- cogroup
cogroup is a generalization of group . Instead of collecting records of one input based on a key, it collects records of n inputs based on a key. The result is a record with a key and one bag for each input.
A = load 'input1' as (id:int, val:float);
B = load 'input2' as (id:int, val2:int);
C = cogroup A by id, B by id;
describe C;
C: {group: int,A: {id: int,val: float},B: {id: int,val2: int}}
Another way to think of cogroup is as the first half of a join. The keys are collected together, but the cross product is not done.
- union
union puts two data sets together by concatenating them.
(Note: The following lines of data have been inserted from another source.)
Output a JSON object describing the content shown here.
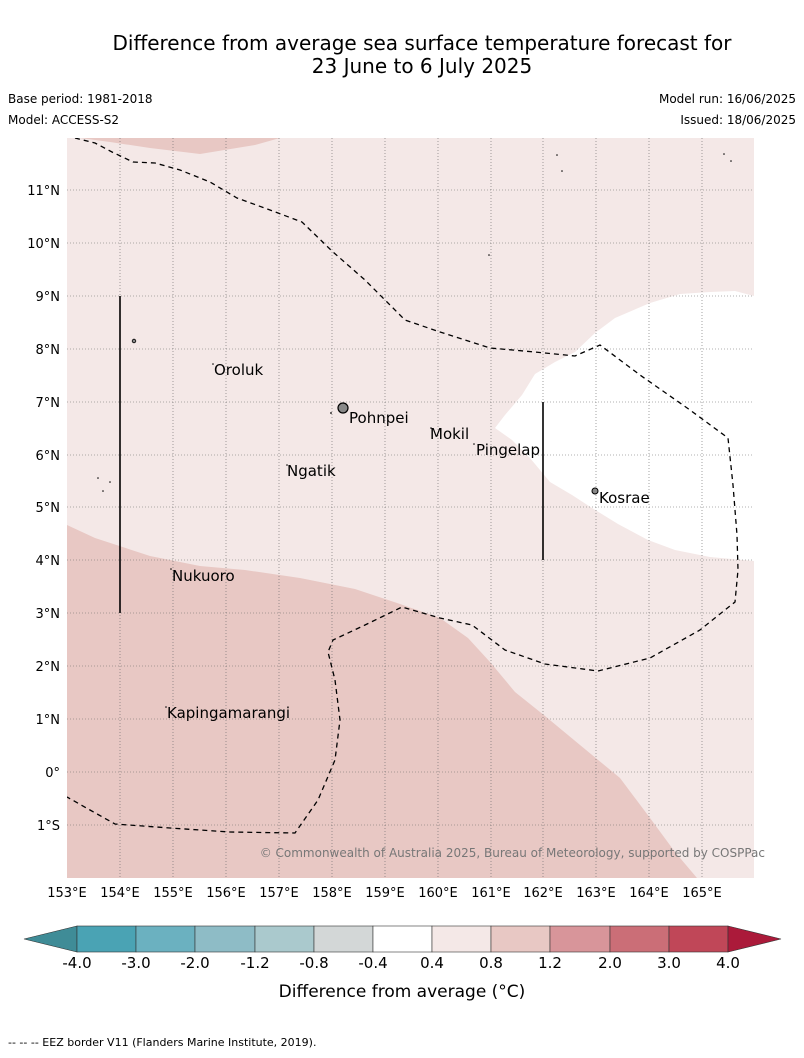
{
  "title": {
    "line1": "Difference from average sea surface temperature forecast for",
    "line2": "23 June to 6 July 2025"
  },
  "meta": {
    "base_period": "Base period: 1981-2018",
    "model": "Model: ACCESS-S2",
    "model_run": "Model run: 16/06/2025",
    "issued": "Issued: 18/06/2025"
  },
  "map": {
    "lat_labels": [
      "11°N",
      "10°N",
      "9°N",
      "8°N",
      "7°N",
      "6°N",
      "5°N",
      "4°N",
      "3°N",
      "2°N",
      "1°N",
      "0°",
      "1°S"
    ],
    "lon_labels": [
      "153°E",
      "154°E",
      "155°E",
      "156°E",
      "157°E",
      "158°E",
      "159°E",
      "160°E",
      "161°E",
      "162°E",
      "163°E",
      "164°E",
      "165°E"
    ],
    "places": {
      "oroluk": "Oroluk",
      "pohnpei": "Pohnpei",
      "mokil": "Mokil",
      "pingelap": "Pingelap",
      "ngatik": "Ngatik",
      "kosrae": "Kosrae",
      "nukuoro": "Nukuoro",
      "kapingamarangi": "Kapingamarangi"
    },
    "copyright": "© Commonwealth of Australia 2025, Bureau of Meteorology, supported by COSPPac",
    "fill_colors": {
      "range_0_4_to_0_8": "#f4e8e7",
      "range_0_8_to_1_2": "#e8c8c4",
      "range_minus0_4_to_0_4": "#ffffff"
    }
  },
  "colorbar": {
    "ticks": [
      "-4.0",
      "-3.0",
      "-2.0",
      "-1.2",
      "-0.8",
      "-0.4",
      "0.4",
      "0.8",
      "1.2",
      "2.0",
      "3.0",
      "4.0"
    ],
    "colors": [
      "#3f8c97",
      "#4aa3b4",
      "#6bb1c0",
      "#8ebcc6",
      "#aac9cd",
      "#d3d7d7",
      "#ffffff",
      "#f4e8e7",
      "#e8c8c4",
      "#d8959a",
      "#cb6e77",
      "#c04758",
      "#ab1a3a"
    ],
    "title": "Difference from average (°C)"
  },
  "footnote": "--  --  -- EEZ border V11 (Flanders Marine Institute, 2019)."
}
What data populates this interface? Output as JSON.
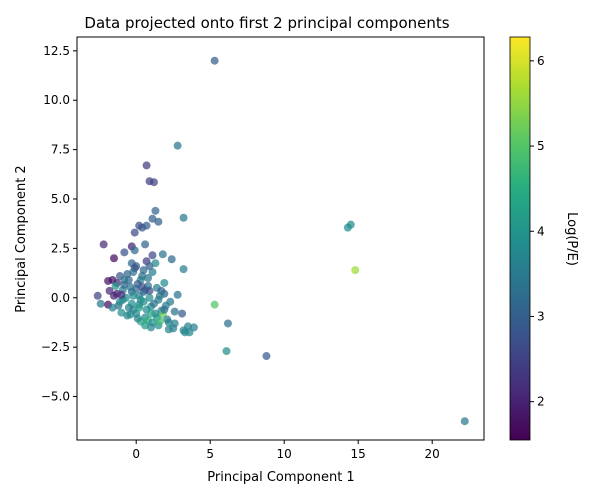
{
  "chart_data": {
    "type": "scatter",
    "title": "Data projected onto first 2 principal components",
    "xlabel": "Principal Component 1",
    "ylabel": "Principal Component 2",
    "xlim": [
      -4,
      23.5
    ],
    "ylim": [
      -7.2,
      13.2
    ],
    "x_ticks": [
      0,
      5,
      10,
      15,
      20
    ],
    "y_ticks": [
      -5.0,
      -2.5,
      0.0,
      2.5,
      5.0,
      7.5,
      10.0,
      12.5
    ],
    "y_tick_labels": [
      "−5.0",
      "−2.5",
      "0.0",
      "2.5",
      "5.0",
      "7.5",
      "10.0",
      "12.5"
    ],
    "grid": false,
    "colorbar": {
      "label": "Log(P/E)",
      "range": [
        1.55,
        6.28
      ],
      "ticks": [
        2,
        3,
        4,
        5,
        6
      ],
      "colormap": "viridis"
    },
    "points": [
      {
        "x": 5.3,
        "y": 12.0,
        "c": 3.0
      },
      {
        "x": 2.8,
        "y": 7.7,
        "c": 3.4
      },
      {
        "x": 0.7,
        "y": 6.7,
        "c": 2.4
      },
      {
        "x": 0.9,
        "y": 5.9,
        "c": 2.4
      },
      {
        "x": 1.2,
        "y": 5.85,
        "c": 2.5
      },
      {
        "x": 1.3,
        "y": 4.4,
        "c": 3.1
      },
      {
        "x": 1.1,
        "y": 4.0,
        "c": 3.0
      },
      {
        "x": 3.2,
        "y": 4.05,
        "c": 3.5
      },
      {
        "x": 1.5,
        "y": 3.85,
        "c": 3.0
      },
      {
        "x": 0.2,
        "y": 3.65,
        "c": 2.7
      },
      {
        "x": 0.7,
        "y": 3.65,
        "c": 3.0
      },
      {
        "x": 0.4,
        "y": 3.55,
        "c": 2.8
      },
      {
        "x": 14.3,
        "y": 3.55,
        "c": 3.9
      },
      {
        "x": 14.5,
        "y": 3.7,
        "c": 3.8
      },
      {
        "x": -0.1,
        "y": 3.3,
        "c": 2.6
      },
      {
        "x": -2.2,
        "y": 2.7,
        "c": 2.1
      },
      {
        "x": -0.3,
        "y": 2.6,
        "c": 2.0
      },
      {
        "x": 0.6,
        "y": 2.7,
        "c": 3.1
      },
      {
        "x": -0.1,
        "y": 2.4,
        "c": 3.2
      },
      {
        "x": -0.8,
        "y": 2.3,
        "c": 2.8
      },
      {
        "x": 1.8,
        "y": 2.2,
        "c": 3.4
      },
      {
        "x": 1.1,
        "y": 2.15,
        "c": 2.6
      },
      {
        "x": 2.4,
        "y": 1.95,
        "c": 3.2
      },
      {
        "x": -1.5,
        "y": 2.0,
        "c": 1.7
      },
      {
        "x": 0.7,
        "y": 1.85,
        "c": 2.4
      },
      {
        "x": 1.3,
        "y": 1.75,
        "c": 3.8
      },
      {
        "x": -0.3,
        "y": 1.75,
        "c": 3.1
      },
      {
        "x": 0.9,
        "y": 1.6,
        "c": 3.0
      },
      {
        "x": 14.8,
        "y": 1.4,
        "c": 5.6
      },
      {
        "x": 3.2,
        "y": 1.45,
        "c": 3.6
      },
      {
        "x": 1.1,
        "y": 1.3,
        "c": 3.6
      },
      {
        "x": -0.1,
        "y": 1.5,
        "c": 2.6
      },
      {
        "x": 0.4,
        "y": 1.1,
        "c": 3.3
      },
      {
        "x": -1.1,
        "y": 1.1,
        "c": 2.9
      },
      {
        "x": -0.5,
        "y": 0.9,
        "c": 3.2
      },
      {
        "x": -1.9,
        "y": 0.85,
        "c": 1.8
      },
      {
        "x": -1.6,
        "y": 0.9,
        "c": 1.8
      },
      {
        "x": -1.3,
        "y": 0.75,
        "c": 2.1
      },
      {
        "x": 0.3,
        "y": 0.9,
        "c": 3.5
      },
      {
        "x": 1.9,
        "y": 0.75,
        "c": 3.8
      },
      {
        "x": -0.8,
        "y": 0.65,
        "c": 3.0
      },
      {
        "x": -1.4,
        "y": 0.6,
        "c": 4.0
      },
      {
        "x": 0.8,
        "y": 0.6,
        "c": 3.3
      },
      {
        "x": 1.4,
        "y": 0.5,
        "c": 3.6
      },
      {
        "x": 0.6,
        "y": 0.4,
        "c": 3.4
      },
      {
        "x": -1.8,
        "y": 0.35,
        "c": 2.1
      },
      {
        "x": 1.7,
        "y": 0.35,
        "c": 3.0
      },
      {
        "x": -0.3,
        "y": 0.3,
        "c": 3.2
      },
      {
        "x": -2.6,
        "y": 0.1,
        "c": 2.5
      },
      {
        "x": -1.5,
        "y": 0.1,
        "c": 2.0
      },
      {
        "x": 2.8,
        "y": 0.15,
        "c": 3.4
      },
      {
        "x": 1.9,
        "y": 0.2,
        "c": 3.2
      },
      {
        "x": 0.2,
        "y": 0.1,
        "c": 3.6
      },
      {
        "x": 0.9,
        "y": 0.0,
        "c": 3.9
      },
      {
        "x": -0.9,
        "y": -0.1,
        "c": 3.7
      },
      {
        "x": 1.5,
        "y": -0.1,
        "c": 3.5
      },
      {
        "x": 0.5,
        "y": -0.2,
        "c": 3.8
      },
      {
        "x": -2.4,
        "y": -0.3,
        "c": 3.5
      },
      {
        "x": -1.9,
        "y": -0.35,
        "c": 1.7
      },
      {
        "x": -1.2,
        "y": -0.4,
        "c": 3.3
      },
      {
        "x": 5.3,
        "y": -0.35,
        "c": 5.0
      },
      {
        "x": 0.2,
        "y": -0.35,
        "c": 3.7
      },
      {
        "x": 1.0,
        "y": -0.45,
        "c": 3.8
      },
      {
        "x": 2.0,
        "y": -0.4,
        "c": 3.6
      },
      {
        "x": -0.5,
        "y": -0.5,
        "c": 3.6
      },
      {
        "x": 1.7,
        "y": -0.65,
        "c": 3.6
      },
      {
        "x": 2.6,
        "y": -0.7,
        "c": 3.4
      },
      {
        "x": -1.0,
        "y": -0.75,
        "c": 3.9
      },
      {
        "x": 0.0,
        "y": -0.8,
        "c": 3.8
      },
      {
        "x": 1.3,
        "y": -0.8,
        "c": 3.7
      },
      {
        "x": 3.1,
        "y": -0.8,
        "c": 2.9
      },
      {
        "x": 1.8,
        "y": -0.85,
        "c": 5.2
      },
      {
        "x": -0.6,
        "y": -0.9,
        "c": 3.7
      },
      {
        "x": 0.6,
        "y": -1.0,
        "c": 3.8
      },
      {
        "x": 2.1,
        "y": -1.1,
        "c": 3.6
      },
      {
        "x": 0.8,
        "y": -1.15,
        "c": 4.6
      },
      {
        "x": 0.3,
        "y": -1.2,
        "c": 4.4
      },
      {
        "x": 1.1,
        "y": -1.25,
        "c": 3.9
      },
      {
        "x": 2.2,
        "y": -1.25,
        "c": 3.6
      },
      {
        "x": 6.2,
        "y": -1.3,
        "c": 3.3
      },
      {
        "x": 2.6,
        "y": -1.3,
        "c": 3.6
      },
      {
        "x": 0.6,
        "y": -1.4,
        "c": 4.1
      },
      {
        "x": 1.5,
        "y": -1.4,
        "c": 3.8
      },
      {
        "x": 3.5,
        "y": -1.45,
        "c": 3.6
      },
      {
        "x": 3.9,
        "y": -1.5,
        "c": 3.6
      },
      {
        "x": 1.0,
        "y": -1.5,
        "c": 3.7
      },
      {
        "x": 2.2,
        "y": -1.6,
        "c": 3.7
      },
      {
        "x": 3.2,
        "y": -1.65,
        "c": 3.6
      },
      {
        "x": 3.3,
        "y": -1.75,
        "c": 3.8
      },
      {
        "x": 3.6,
        "y": -1.75,
        "c": 3.7
      },
      {
        "x": 6.1,
        "y": -2.7,
        "c": 3.9
      },
      {
        "x": 8.8,
        "y": -2.95,
        "c": 2.9
      },
      {
        "x": 22.2,
        "y": -6.25,
        "c": 3.5
      },
      {
        "x": -0.2,
        "y": 1.3,
        "c": 3.3
      },
      {
        "x": -0.6,
        "y": 1.2,
        "c": 3.1
      },
      {
        "x": 0.1,
        "y": 0.7,
        "c": 3.0
      },
      {
        "x": -0.4,
        "y": 0.55,
        "c": 3.4
      },
      {
        "x": 0.0,
        "y": 0.45,
        "c": 3.2
      },
      {
        "x": -0.9,
        "y": 0.4,
        "c": 3.5
      },
      {
        "x": 0.5,
        "y": 0.3,
        "c": 3.1
      },
      {
        "x": -0.2,
        "y": 0.1,
        "c": 3.8
      },
      {
        "x": -0.7,
        "y": 0.0,
        "c": 3.9
      },
      {
        "x": 0.3,
        "y": -0.1,
        "c": 3.9
      },
      {
        "x": -1.1,
        "y": -0.2,
        "c": 3.8
      },
      {
        "x": -0.3,
        "y": -0.3,
        "c": 3.9
      },
      {
        "x": 0.7,
        "y": -0.6,
        "c": 3.8
      },
      {
        "x": -0.2,
        "y": -0.6,
        "c": 3.6
      },
      {
        "x": 1.2,
        "y": -0.3,
        "c": 3.4
      },
      {
        "x": 2.3,
        "y": -0.2,
        "c": 3.5
      },
      {
        "x": -1.3,
        "y": 0.2,
        "c": 2.0
      },
      {
        "x": -0.8,
        "y": 0.9,
        "c": 3.3
      },
      {
        "x": 0.8,
        "y": 1.0,
        "c": 3.4
      },
      {
        "x": 1.6,
        "y": 0.1,
        "c": 3.5
      },
      {
        "x": 1.4,
        "y": -1.0,
        "c": 4.0
      },
      {
        "x": 0.1,
        "y": -1.05,
        "c": 3.7
      },
      {
        "x": -0.4,
        "y": -0.85,
        "c": 3.8
      },
      {
        "x": -1.6,
        "y": -0.5,
        "c": 3.6
      },
      {
        "x": 0.4,
        "y": 0.55,
        "c": 2.7
      },
      {
        "x": 0.0,
        "y": 1.6,
        "c": 2.9
      },
      {
        "x": 0.5,
        "y": 1.4,
        "c": 3.2
      },
      {
        "x": 1.9,
        "y": -0.6,
        "c": 3.3
      },
      {
        "x": 2.5,
        "y": -1.55,
        "c": 3.6
      },
      {
        "x": 0.9,
        "y": 0.35,
        "c": 2.6
      },
      {
        "x": -1.0,
        "y": 0.15,
        "c": 2.2
      },
      {
        "x": 1.0,
        "y": -0.8,
        "c": 4.3
      },
      {
        "x": 1.6,
        "y": -1.2,
        "c": 4.8
      },
      {
        "x": 0.2,
        "y": -0.5,
        "c": 4.2
      }
    ]
  }
}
A = load 'input1' as (x:int, y:float);
B = load 'input2' as (x:int, y:float);
C = union A, B;
describe C;
C: {x: int,y: float}
A = load 'input1' as (w:chararray, x:int, y:float);
B = load 'input2' as (x:int, y:double, z:chararray);
C = union onschema A, B;
describe C;
C: {w: chararray,x: int,y: double,z: chararray}
- cross
cross matches the mathematical set operation of the same name. In the following Pig Latin, cross takes every record in NYSE_daily and combines it with every record in NYSE_dividends:
daily = load 'NYSE_daily' as (exchange:chararray, symbol:chararray,date:chararray,
open:float,high:float, low:float,close:float, volume:int, adj_close:float);
divs= load 'NYSE_dividends' as (exchange:chararray, symbol:chararray,date:chararray, dividends:float);
tonsodata = cross daily, divs parallel 10;